Large Language Models Can Infer Personality from Free-Form User Interactions
Heinrich Peters, Moran Cerf, Sandra C. Matz
TL;DR
The paper investigates whether large language models can infer Big Five personality traits from free-form conversations and how prompt design and interaction mode affect accuracy and user experience. Using a 3x2 between-subjects design with GPT-4 across assessment, acquaintance, and assistant prompts and two user modes, the study measures correlations with BF I-2 and collects UX data. Findings show strongest inferences when the chatbot is prompted to assess personality, with meaningful signals also present in naturalistic interactions, while always maintaining generally positive user experiences. The work demonstrates scalable, conversational psychological profiling potential but also highlights ethical and privacy challenges that require thoughtful governance as these capabilities scale.
Abstract
This study investigates the capacity of Large Language Models (LLMs) to infer the Big Five personality traits from free-form user interactions.

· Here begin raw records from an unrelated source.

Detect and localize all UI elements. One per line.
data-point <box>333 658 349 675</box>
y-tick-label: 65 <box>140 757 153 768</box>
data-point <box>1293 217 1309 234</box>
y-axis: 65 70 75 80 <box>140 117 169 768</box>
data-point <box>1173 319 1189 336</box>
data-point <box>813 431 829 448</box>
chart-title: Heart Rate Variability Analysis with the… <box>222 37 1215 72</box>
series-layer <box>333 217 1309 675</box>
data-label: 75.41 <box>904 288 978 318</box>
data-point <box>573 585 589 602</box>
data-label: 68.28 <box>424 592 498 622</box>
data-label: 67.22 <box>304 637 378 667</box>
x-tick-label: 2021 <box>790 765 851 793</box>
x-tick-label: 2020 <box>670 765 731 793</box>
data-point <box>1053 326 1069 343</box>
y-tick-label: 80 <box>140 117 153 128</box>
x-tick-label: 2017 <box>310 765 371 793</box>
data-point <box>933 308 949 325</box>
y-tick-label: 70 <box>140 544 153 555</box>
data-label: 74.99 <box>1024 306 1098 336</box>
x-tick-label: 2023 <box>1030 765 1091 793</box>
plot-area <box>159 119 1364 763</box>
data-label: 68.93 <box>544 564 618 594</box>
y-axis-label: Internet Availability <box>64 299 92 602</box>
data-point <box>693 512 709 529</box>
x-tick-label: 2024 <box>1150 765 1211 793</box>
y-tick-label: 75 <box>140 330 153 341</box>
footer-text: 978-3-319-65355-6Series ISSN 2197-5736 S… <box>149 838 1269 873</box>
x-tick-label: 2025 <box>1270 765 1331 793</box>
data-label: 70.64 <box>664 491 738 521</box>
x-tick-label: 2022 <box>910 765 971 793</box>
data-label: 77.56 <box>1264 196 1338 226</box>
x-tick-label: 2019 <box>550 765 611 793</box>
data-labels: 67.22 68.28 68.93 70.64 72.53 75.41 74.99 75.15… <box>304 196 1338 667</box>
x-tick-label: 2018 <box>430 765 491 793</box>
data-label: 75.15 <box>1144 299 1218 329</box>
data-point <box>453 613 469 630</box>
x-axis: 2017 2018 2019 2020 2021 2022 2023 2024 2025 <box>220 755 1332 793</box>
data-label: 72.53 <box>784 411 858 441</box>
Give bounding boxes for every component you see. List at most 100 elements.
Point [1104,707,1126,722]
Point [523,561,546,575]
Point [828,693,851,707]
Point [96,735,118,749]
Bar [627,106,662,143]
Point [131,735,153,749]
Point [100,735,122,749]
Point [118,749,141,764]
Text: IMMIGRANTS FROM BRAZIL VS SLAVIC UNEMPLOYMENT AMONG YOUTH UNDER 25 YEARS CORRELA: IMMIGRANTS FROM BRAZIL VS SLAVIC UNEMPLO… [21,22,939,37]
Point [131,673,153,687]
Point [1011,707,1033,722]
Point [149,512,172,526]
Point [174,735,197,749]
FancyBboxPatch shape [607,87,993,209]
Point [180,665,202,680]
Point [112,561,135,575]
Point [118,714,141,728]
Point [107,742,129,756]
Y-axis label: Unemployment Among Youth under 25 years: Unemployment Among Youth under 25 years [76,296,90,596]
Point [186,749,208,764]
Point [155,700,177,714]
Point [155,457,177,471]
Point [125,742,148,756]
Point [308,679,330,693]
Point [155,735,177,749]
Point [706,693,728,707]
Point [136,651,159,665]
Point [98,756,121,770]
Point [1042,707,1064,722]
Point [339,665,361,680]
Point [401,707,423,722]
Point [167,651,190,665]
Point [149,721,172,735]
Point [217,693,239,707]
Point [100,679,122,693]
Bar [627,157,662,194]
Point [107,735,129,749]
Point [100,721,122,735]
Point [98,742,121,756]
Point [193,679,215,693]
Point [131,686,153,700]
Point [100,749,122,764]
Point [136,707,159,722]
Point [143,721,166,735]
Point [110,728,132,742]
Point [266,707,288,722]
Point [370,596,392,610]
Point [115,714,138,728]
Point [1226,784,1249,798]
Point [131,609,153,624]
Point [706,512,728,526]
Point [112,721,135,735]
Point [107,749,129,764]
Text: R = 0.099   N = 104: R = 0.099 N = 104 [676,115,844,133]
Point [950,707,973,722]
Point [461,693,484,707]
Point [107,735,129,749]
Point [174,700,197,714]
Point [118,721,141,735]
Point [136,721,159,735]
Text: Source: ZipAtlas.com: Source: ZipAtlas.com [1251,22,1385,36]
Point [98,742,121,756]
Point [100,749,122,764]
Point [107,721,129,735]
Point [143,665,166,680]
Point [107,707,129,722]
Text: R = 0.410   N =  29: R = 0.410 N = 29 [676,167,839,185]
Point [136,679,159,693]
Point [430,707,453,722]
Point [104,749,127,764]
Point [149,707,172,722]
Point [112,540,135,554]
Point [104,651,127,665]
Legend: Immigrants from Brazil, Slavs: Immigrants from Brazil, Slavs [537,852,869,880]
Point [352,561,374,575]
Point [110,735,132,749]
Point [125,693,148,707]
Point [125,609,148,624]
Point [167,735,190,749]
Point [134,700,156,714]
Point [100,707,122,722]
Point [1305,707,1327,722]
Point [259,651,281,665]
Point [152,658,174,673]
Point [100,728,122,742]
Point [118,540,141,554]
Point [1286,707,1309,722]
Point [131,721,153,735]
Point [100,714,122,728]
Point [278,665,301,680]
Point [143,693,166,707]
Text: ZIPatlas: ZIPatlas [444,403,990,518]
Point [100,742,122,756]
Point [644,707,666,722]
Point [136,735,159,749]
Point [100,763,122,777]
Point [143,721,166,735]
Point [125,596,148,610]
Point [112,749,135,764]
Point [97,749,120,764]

The results demonstrate that a chatbot powered by GPT-4 can infer personality with moderate accuracy, outperforming previous approaches drawing inferences from static text content. The accuracy of inferences varied across different conversational settings. Performance was highest when the chatbot was prompted to elicit personality-relevant information from users (mean r=.443, range=[.245, .640]), followed by a condition placing greater emphasis on naturalistic interaction (mean r=.218, range=[.066, .373]). Notably, the direct focus on personality assessment did not result in a less positive user experience, with participants reporting the interactions to be equally natural, pleasant, engaging, and humanlike across both conditions. A chatbot mimicking ChatGPT's default behavior of acting as a helpful assistant led to markedly inferior personality inferences and lower user experience ratings but still captured psychologically meaningful information for some of the personality traits (mean r=.117, range=[-.004, .209]). Preliminary analyses suggest that the accuracy of personality inferences varies only marginally across different socio-demographic subgroups. Our results highlight the potential of LLMs for psychological profiling based on conversational interactions. We discuss practical implications and ethical challenges associated with these findings.